For students who need additional assistance, a few programs have sprung up. In Pittsburgh, a program called Achieving in Higher Education with Autism and Developmental Disabilities works with local colleges.
Before the program began two years ago, with a state grant, there was nothing available to young adults with conditions on the autism spectrum, says Carolyn Komich Hare, the program's founder and director. Students with Asperger's and autism are "often served really well in the K-12 public school system, and then they're cut off," she says.
Ms. Komich Hare works with about 15 students from community colleges and four-year institutions, including Carnegie Mellon University. She typically checks in with each of them a couple of times a day to help them schedule their study time. She also talks them through social situations, advising them on appropriate times to ask questions during a class, or how to ask a classmate out on a date.

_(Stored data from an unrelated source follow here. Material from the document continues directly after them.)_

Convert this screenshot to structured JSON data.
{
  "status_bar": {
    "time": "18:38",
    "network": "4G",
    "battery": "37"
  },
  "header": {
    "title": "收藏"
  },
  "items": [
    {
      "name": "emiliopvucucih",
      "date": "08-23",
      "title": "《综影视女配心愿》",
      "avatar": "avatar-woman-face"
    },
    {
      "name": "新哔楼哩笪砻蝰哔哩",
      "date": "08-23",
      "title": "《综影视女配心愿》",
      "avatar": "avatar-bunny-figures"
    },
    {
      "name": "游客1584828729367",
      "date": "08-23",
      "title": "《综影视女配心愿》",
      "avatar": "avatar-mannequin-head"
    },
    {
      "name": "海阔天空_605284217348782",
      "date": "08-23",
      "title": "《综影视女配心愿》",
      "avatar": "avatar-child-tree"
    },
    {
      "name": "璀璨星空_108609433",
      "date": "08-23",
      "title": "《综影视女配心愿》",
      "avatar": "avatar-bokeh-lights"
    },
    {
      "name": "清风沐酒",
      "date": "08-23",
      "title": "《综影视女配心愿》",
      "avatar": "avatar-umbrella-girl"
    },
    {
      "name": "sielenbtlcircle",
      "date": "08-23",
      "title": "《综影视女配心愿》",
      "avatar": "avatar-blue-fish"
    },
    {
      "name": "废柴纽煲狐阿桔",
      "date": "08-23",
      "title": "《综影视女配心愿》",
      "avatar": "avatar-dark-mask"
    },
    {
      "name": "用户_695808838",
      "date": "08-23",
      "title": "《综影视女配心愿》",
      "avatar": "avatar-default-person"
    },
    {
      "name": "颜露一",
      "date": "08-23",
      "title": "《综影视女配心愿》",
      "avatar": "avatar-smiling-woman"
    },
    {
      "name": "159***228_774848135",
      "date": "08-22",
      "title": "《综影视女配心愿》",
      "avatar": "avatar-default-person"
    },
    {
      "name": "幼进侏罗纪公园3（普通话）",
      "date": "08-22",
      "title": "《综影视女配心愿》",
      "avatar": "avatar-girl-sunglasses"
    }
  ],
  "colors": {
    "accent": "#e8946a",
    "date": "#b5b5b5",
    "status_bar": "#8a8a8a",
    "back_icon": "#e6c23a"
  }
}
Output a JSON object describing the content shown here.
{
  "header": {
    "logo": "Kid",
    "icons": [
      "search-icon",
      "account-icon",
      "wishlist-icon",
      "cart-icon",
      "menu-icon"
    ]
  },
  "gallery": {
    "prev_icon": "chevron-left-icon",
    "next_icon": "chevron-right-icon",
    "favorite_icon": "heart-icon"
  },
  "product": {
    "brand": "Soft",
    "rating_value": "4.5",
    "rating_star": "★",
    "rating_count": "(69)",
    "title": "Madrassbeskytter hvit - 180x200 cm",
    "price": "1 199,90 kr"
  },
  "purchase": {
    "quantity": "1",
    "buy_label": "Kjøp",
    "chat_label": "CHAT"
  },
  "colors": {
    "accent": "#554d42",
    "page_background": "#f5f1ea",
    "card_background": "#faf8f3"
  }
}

Since the program started, two students who had been on the verge of flunking out of Carnegie Mellon have turned their grades around, with one earning mostly A's and B's. While the colleges she works with are cooperative, students who require daily guidance must pay an additional $4,500 per semester for her services because the state grant does not cover the full cost, according to Ms. Komich Hare. Sometimes those costs are partially covered by private medical insurance, she notes, adding that she is in the process of securing a federal grant to further offset the expenses.
Larry A. Powell, manager of disability resources at Carnegie Mellon, says he wishes that his institution could cover more of the cost, but that "with my caseload of 380 students, we just don't have the resources."
As more students are diagnosed with Asperger's syndrome, programs like the one in Pittsburgh could become the new model for colleges. But for now, experts agree that students with the disorder are showing up in droves, whether colleges are ready for them or not.